Ecarp found that Rockhurst had been able to function at maximum levels, thanks largely to the fact that the people who took it over had been farm workers under the previous owner. Jowah, referring to the three struggling farms, said that in some cases, the new owners were flouting departmental guidelines regarding workers' rights, including minimum pay and labour laws.

"Some of the farm workers were born on these farms, they grew up in these farms, and they'll probably die there," said Jowah, saying she feared for the farm labourers' livelihoods, as a consequence of Plas.

The research findings, which Ecarp hopes to release to the public some time this month, indicate that although the Department of Rural Development and Land Reform was targeting poor farm communities, farm workers were largely dissatisfied with what had become of their places of employment.

Ecarp found that:

* Of the four Plas farms, only one had beneficiaries who had been farm workers under the previous owner. The other three farms had been leased out to three individuals based in East London. Of these three beneficiaries, only one actually lived on the farm.

* The three struggling farms had experienced a significant decrease in their production levels. This had resulted in forced retrenchments and casualisation of labour. In Outspan, the previous owner farmed both livestock and crops. Under Plas, only livestock was farmed.

* During the interviews, workers and others living on the farms where Plas had been implemented showed a high level of dissatisfaction with the process and its outcomes, and the lack of support they had received from the state to ensure their concerns were addressed.

* Labour relations on the three farms were strained. Labour violations, such as farmers’ not meeting the minimum wag, and other labour law transgressions were common.

* On all the farms, the Department of Rural Development and Land Reform had offered very little support to farm workers and dwellers in all the projects with regards to their labour conditions. There has been very little coordination between that department and the Department of Labour, to ensure that workers’ rights, together with the tenure rights of workers and dwellers, were upheld by beneficiaries.

Lungelwa Booi, a farm labourer born on Outspan and who has lived there all her life, confirms some of the research findings. Booi said she and her family were now farming the land there after the government "removed" the last owner, who came to own Outspan under Plas, in October last year.

Agri Eastern Cape president, Ernest Pringle, raised concerns about the beneficiaries' non-compliance with labour laws, what he termed the "selective enforcement" of those laws, and the department's selection of beneficiaries.

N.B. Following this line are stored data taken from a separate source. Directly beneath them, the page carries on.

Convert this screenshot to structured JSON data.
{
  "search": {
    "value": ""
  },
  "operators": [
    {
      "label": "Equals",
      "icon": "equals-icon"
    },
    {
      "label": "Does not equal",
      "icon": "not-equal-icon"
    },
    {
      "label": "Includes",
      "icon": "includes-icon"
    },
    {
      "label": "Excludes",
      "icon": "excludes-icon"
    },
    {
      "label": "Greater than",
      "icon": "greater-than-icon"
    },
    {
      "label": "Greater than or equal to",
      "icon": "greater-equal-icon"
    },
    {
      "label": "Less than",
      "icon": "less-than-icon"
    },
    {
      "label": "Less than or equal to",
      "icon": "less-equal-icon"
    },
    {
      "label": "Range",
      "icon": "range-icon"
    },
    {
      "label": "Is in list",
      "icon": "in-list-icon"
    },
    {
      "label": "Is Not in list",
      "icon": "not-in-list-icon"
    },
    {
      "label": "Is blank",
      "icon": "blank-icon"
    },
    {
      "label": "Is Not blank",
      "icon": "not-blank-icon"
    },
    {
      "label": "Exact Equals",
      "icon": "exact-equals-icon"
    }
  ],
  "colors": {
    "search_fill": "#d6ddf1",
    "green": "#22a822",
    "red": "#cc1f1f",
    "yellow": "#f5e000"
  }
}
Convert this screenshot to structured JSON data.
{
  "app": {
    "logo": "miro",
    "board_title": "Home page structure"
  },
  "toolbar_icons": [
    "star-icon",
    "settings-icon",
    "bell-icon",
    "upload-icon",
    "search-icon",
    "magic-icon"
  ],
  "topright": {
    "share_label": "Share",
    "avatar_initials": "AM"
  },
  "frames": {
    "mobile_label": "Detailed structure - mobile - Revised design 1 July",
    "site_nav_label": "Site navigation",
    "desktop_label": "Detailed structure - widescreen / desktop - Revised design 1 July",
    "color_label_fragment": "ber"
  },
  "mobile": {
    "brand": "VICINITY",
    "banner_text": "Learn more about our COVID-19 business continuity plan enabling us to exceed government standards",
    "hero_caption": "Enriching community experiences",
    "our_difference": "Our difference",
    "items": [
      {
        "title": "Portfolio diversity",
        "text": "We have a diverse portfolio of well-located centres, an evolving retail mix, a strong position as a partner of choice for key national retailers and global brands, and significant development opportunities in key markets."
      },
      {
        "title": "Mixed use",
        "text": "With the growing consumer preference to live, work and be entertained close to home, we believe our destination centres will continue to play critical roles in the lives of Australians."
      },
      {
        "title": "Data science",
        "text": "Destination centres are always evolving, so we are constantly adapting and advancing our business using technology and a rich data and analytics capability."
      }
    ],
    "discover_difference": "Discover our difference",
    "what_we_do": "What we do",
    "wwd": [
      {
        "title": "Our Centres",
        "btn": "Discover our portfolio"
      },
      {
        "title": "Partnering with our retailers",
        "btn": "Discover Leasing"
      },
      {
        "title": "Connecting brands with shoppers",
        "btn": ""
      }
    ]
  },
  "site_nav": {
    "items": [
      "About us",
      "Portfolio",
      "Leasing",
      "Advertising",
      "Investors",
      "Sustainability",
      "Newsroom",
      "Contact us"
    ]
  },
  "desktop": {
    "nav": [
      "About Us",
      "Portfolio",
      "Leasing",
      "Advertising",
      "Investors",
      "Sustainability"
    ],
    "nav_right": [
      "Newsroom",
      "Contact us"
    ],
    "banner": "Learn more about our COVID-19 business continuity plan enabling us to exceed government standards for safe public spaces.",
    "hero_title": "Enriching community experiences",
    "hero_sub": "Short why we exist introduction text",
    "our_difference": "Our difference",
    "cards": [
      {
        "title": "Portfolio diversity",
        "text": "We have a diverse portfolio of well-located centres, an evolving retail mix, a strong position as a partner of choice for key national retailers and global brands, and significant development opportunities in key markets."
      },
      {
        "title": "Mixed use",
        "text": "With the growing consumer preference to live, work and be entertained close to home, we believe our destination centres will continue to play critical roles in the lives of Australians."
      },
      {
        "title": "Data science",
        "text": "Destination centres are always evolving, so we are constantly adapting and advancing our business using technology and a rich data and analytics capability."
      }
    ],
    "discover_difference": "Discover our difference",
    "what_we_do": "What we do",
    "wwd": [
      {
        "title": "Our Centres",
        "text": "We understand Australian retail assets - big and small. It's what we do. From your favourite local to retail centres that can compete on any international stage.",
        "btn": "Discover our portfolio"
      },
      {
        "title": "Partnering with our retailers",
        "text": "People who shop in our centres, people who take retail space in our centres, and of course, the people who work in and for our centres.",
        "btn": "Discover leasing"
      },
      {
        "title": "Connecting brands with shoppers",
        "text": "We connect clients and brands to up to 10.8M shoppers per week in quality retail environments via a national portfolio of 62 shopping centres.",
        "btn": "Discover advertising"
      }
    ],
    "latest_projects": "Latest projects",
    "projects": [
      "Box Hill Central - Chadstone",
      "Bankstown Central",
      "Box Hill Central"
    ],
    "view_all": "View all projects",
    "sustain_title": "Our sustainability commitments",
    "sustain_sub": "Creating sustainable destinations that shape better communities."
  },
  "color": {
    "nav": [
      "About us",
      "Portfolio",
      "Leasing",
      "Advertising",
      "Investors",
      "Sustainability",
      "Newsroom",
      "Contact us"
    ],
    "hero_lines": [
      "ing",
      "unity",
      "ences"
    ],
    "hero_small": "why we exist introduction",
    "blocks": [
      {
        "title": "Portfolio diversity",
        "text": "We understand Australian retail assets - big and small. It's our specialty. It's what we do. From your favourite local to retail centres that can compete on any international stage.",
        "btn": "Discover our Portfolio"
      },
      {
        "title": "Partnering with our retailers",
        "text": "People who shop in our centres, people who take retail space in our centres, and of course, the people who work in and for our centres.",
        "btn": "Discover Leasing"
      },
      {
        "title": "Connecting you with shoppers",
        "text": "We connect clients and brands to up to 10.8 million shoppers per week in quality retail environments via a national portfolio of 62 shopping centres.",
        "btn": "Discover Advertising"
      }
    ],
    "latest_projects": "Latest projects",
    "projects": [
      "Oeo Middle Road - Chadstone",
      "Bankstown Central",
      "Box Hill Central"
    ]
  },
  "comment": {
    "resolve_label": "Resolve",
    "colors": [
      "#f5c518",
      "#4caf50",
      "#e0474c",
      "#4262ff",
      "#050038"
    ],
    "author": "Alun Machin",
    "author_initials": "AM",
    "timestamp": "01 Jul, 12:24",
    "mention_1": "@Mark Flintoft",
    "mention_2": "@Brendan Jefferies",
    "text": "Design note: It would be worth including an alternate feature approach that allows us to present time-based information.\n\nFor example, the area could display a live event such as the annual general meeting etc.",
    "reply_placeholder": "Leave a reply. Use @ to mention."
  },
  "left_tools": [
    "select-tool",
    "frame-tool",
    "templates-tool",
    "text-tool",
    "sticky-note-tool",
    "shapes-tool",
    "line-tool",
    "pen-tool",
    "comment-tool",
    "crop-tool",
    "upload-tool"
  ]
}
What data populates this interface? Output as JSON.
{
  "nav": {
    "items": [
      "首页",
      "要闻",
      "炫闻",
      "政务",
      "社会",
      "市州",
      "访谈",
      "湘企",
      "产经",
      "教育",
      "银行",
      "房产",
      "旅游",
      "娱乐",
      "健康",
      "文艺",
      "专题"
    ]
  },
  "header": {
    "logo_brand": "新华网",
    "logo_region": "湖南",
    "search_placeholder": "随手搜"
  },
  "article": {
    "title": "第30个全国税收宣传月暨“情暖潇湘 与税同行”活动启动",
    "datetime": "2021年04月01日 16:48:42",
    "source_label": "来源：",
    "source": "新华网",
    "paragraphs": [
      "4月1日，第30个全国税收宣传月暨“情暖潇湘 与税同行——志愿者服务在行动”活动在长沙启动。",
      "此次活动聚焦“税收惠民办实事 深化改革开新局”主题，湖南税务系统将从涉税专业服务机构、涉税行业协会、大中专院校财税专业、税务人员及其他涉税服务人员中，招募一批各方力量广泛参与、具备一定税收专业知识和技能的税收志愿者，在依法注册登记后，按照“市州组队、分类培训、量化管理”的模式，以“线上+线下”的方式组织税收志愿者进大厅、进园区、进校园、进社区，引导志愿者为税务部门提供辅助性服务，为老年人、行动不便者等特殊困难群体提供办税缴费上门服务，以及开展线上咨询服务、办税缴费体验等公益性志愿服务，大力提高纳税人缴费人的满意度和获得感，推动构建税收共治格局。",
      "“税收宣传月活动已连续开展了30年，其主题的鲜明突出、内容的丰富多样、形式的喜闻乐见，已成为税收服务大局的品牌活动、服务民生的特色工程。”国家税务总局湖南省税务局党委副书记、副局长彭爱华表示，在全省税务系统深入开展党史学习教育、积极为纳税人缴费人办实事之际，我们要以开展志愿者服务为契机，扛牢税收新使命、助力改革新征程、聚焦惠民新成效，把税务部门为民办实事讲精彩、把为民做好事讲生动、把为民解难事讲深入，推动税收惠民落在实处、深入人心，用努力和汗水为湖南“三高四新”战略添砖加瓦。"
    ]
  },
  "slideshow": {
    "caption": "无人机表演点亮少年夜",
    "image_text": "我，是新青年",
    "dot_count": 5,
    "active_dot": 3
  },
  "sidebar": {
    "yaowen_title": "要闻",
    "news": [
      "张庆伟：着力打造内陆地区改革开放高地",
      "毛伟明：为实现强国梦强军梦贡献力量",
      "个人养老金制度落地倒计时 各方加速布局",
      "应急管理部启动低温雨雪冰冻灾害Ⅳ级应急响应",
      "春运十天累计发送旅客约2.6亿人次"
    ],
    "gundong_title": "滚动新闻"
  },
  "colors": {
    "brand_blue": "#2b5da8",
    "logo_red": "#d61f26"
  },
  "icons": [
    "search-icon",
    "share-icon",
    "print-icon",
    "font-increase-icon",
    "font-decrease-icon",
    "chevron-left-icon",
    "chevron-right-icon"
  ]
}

"Farms are mainly given to people with political influence, and of the right political persuasion," said Pringle. "Not surprisingly, there has been wholesale failure of these farming enterprises. The whole process comes back to the need for careful selection of beneficiaries for their skills and commitment, and the need to evict those who prove to be failures. "Otherwise, this appalling waste of taxpayers' money will continue unabated."

Jowah said Ecarp intended to use the research to urge the government to revisit land reform, which had been formulated to address poverty and inequalities among farm workers around the country. The government aims to transfer 30% of the country's agricultural land to black ownership by 2014.

According to a report in the Mail & Guardian in May last year, only 5% of land had thus far been transferred to black owners. At the time of going to press, the Department of Rural Development and Land Reform had not replied to Grocott's Mail's request for comment.